On June 17, the deadline ran out for undocumented Haitian migrants to register for official migrant status in the neighbouring Dominican Republic. The international media has been filled with reports from the Caribbean of an impending crisis in the DR, predicting that up to 500,000 Haitians and Dominicans of Haitian descent are now threatened with forcible removal.
The country’s vice minister of the interior has confirmed that those who have failed to register in time will be made to leave the country. The media has been speculating that mass deportations to Haiti will follow, though the government has been insisting it will act modestly.
What is in danger of being forgotten is that there are two distinct groups of people involved here. Although there is understandable concern for first-generation Haitians resident in the Dominican Republic, up to 200,000 people born and raised in the country who have always self-identified as Dominicans are now being told that they are Haitians and are at risk of forcible removal from the only place they call home (note that the government claims the numbers are far lower).
To the outside world, first-generation Haitian migrants and Dominican citizens of Haitian descent might seem more or less the same. Most are black and live in abject poverty. Both groups have been made to overcome seemingly insurmountable hurdles to obtain documentation requested by the DR authorities to remain in the country. Some in the media talk about the two groups interchangeably. But in relation to the Dominicans of Haitian descent, the government’s position is particularly serious: it would appear to have initially succeeded at washing its hands of them by making them illegal immigrants in their country of birth.
The background
For decades, undocumented black Dominicans born in the country – many of whom are of Haitian descent –- were met with distrust by the authorities. Some were rounded up and forcibly removed to Haiti for not possessing paperwork. In recent years, and many miles from the border, Dominicans of Haitian descent would have to produce their ID cards to prove their nationality to effectively avoid expulsion to a foreign country.
The Dominican authorities now say that for more than 80 years they made a mistake when registering these people. In 2013 the constitutional court ruled that they were supposed to have inherited the “illegal” migrant status of their parents, and should never have become Dominicans in the first place. Former president Leonel Fernández stated at the time:
If [the ruling] is retroactive then there has been a problem determining the legal status of people living in the country. They have been under the impression that they are Dominican and at some point were even in possession of DR paperwork. Something like that can lead to other types of problems.
Well, quite. The court ordered that those affected be stripped of their birthright Dominican citizenship. As a consequence they were made to re-register as foreign nationals in their country of birth.

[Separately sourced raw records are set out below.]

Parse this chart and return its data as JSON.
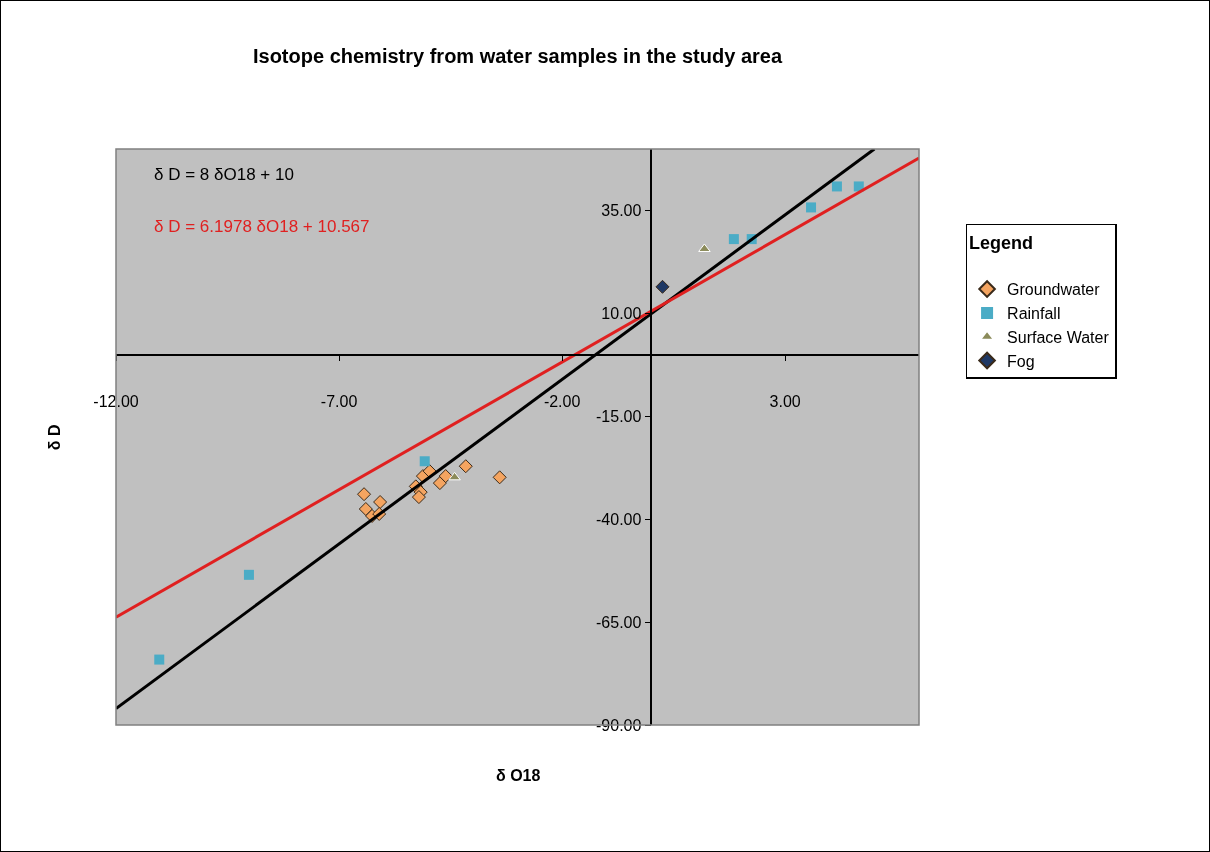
{
  "chart_data": {
    "type": "scatter",
    "title": "Isotope chemistry from water samples in the study area",
    "xlabel": "δ O18",
    "ylabel": "δ D",
    "legend_title": "Legend",
    "legend": "right",
    "grid": false,
    "xlim": [
      -12,
      6
    ],
    "xticks": [
      {
        "value": -12,
        "label": "-12.00"
      },
      {
        "value": -7,
        "label": "-7.00"
      },
      {
        "value": -2,
        "label": "-2.00"
      },
      {
        "value": 3,
        "label": "3.00"
      }
    ],
    "ylim": [
      -90,
      50
    ],
    "yticks": [
      {
        "value": -90,
        "label": "-90.00"
      },
      {
        "value": -65,
        "label": "-65.00"
      },
      {
        "value": -40,
        "label": "-40.00"
      },
      {
        "value": -15,
        "label": "-15.00"
      },
      {
        "value": 10,
        "label": "10.00"
      },
      {
        "value": 35,
        "label": "35.00"
      }
    ],
    "annotations": [
      "δ D = 8 δO18 + 10",
      "δ D = 6.1978 δO18 + 10.567"
    ],
    "series": [
      {
        "name": "Groundwater",
        "color": "#f4a460",
        "marker": "diamond",
        "x": [
          -6.44,
          -6.4,
          -6.26,
          -6.08,
          -6.1,
          -5.28,
          -5.12,
          -4.97,
          -5.17,
          -5.21,
          -4.74,
          -4.61,
          -4.16,
          -3.4
        ],
        "values": [
          -33.9,
          -37.5,
          -39.2,
          -35.8,
          -38.7,
          -32.0,
          -29.5,
          -28.3,
          -33.4,
          -34.6,
          -31.2,
          -29.5,
          -27.1,
          -29.8
        ]
      },
      {
        "name": "Rainfall",
        "color": "#4bacc6",
        "marker": "square",
        "x": [
          -11.03,
          -9.02,
          -5.08,
          1.85,
          2.25,
          3.58,
          4.16,
          4.65
        ],
        "values": [
          -74.1,
          -53.5,
          -25.9,
          28.1,
          28.1,
          35.8,
          40.9,
          40.9
        ]
      },
      {
        "name": "Surface Water",
        "color": "#8b8b5a",
        "marker": "triangle",
        "x": [
          1.19,
          -4.41
        ],
        "values": [
          25.7,
          -29.8
        ]
      },
      {
        "name": "Fog",
        "color": "#1f3864",
        "marker": "diamond",
        "x": [
          0.25
        ],
        "values": [
          16.5
        ]
      },
      {
        "type": "line",
        "color": "#000000",
        "marker": "none",
        "line_style": "solid",
        "x": [
          -12,
          5
        ],
        "values": [
          -86,
          50
        ]
      },
      {
        "type": "line",
        "color": "#e02020",
        "marker": "none",
        "line_style": "solid",
        "x": [
          -12,
          6
        ],
        "values": [
          -63.8,
          47.8
        ]
      }
    ]
  }
}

Faced with regional pressure from the likes of the Caribbean Community, the DR softened its position last year by introducing new rules for the people affected. People in group A were told to get their Dominican birth certificates “validated” and apply for citizenship ahead of a deadline that expired in February. Those in group B who were born in the Dominican Republic with no birth certificates were told to apply as foreigners for a residency permit. Fewer than 9,000 registered ahead of the deadline.

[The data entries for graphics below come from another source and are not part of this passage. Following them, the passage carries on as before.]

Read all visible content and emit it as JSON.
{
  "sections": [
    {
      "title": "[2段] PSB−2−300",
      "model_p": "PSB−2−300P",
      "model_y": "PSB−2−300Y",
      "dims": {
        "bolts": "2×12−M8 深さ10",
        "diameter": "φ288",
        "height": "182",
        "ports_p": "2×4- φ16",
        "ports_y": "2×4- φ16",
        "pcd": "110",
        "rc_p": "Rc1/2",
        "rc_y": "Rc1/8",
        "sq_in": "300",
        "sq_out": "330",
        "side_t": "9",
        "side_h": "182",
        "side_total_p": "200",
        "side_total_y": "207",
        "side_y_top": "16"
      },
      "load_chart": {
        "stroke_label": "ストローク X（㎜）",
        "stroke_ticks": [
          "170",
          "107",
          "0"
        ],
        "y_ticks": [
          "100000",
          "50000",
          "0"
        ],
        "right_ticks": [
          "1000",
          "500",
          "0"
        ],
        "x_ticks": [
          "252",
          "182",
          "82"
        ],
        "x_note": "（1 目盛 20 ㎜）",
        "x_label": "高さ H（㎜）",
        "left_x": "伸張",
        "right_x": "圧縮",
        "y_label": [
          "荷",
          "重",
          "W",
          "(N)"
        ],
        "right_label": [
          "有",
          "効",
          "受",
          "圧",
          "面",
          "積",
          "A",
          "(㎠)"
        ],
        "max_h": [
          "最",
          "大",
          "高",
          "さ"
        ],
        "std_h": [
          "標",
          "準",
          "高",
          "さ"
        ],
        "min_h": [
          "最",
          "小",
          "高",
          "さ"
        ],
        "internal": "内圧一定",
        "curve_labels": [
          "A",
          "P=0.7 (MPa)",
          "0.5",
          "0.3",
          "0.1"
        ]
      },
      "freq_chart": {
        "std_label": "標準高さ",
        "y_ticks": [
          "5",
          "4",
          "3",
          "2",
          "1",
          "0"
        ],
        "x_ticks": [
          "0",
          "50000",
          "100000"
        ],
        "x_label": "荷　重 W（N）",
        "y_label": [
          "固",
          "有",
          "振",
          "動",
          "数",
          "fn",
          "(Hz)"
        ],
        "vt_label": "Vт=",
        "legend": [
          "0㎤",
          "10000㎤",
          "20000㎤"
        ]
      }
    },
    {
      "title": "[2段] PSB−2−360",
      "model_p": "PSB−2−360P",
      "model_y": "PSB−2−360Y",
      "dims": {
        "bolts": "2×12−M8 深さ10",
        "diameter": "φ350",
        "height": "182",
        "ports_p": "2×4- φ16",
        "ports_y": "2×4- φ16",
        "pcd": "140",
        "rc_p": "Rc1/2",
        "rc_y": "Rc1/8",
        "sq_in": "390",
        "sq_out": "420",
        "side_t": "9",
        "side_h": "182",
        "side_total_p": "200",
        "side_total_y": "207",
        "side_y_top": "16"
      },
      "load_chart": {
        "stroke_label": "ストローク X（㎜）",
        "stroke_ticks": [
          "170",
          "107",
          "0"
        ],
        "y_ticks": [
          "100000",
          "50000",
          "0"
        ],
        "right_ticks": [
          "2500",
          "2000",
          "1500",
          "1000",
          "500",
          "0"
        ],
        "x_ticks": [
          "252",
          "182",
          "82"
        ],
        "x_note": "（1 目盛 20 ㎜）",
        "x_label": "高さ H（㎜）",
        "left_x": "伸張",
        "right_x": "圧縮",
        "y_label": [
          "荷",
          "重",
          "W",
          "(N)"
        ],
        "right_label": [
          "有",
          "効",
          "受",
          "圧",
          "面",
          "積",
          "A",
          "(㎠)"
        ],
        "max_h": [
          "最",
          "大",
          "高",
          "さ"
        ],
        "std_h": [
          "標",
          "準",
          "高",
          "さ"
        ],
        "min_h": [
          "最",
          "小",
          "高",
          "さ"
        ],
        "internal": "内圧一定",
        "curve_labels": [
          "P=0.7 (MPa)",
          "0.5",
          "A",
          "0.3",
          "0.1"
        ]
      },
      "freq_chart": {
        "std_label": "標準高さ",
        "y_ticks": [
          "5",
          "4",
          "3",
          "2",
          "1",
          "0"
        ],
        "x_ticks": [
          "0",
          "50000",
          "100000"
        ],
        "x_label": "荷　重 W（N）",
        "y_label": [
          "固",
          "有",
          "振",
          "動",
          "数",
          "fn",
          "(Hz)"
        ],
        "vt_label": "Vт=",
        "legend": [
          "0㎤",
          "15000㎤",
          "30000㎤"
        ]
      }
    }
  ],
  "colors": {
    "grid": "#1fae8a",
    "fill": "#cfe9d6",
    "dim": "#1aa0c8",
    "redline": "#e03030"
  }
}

An opportunity to register for permits also applied to the country’s Haitian migrants, along with the large majority in group A who had missed the February deadline. The reason why many now face expulsion is because they have either not registered or not received their paperwork in time. (I have explained the background in more detail here).
Expulsions not deportations
What therefore began as a citizenship crisis concerning potential arbitrary expulsions of former Dominican nationals retroactively stripped of their birthright nationality has been overshadowed by the plight of another group of people as stories have emerged of Haitian migrants struggling to register with the DR authorities.
But make no mistake about the precarious situation of the Dominicans of Haitian descent. Most have never been to Haiti and speak Spanish as their mother tongue, not Haitian Creole. For those unable to register in time, the documentation they possess proving their Dominican citizenship is no longer worth the paper it is written on. This is not a case of unwanted migrants from elsewhere, but of unwanted citizens rendered stateless in their own country and made to leave. They are being treated as Haitian migrants being deported, but there is a difference: you can’t deport your own nationals.
In recent weeks, the papers in Europe have been crammed with images of migrants drowning in Mediterranean waters. A particularly tasteless piece in May reported how the physical presence of those who had reached dry land on the Greek island of Kos apparently made some tourists feel “uncomfortable”. Westerners locked away in their resorts in the Dominican Republic, however, will not have to endure the same hardship as European holidaymakers. Indeed, most will be blissfully unaware that one of the biggest humanitarian crises in the Western hemisphere is happening right now on their doorstep. With the world’s leaders seemingly unwilling to intervene, the sad reality is that few will probably care.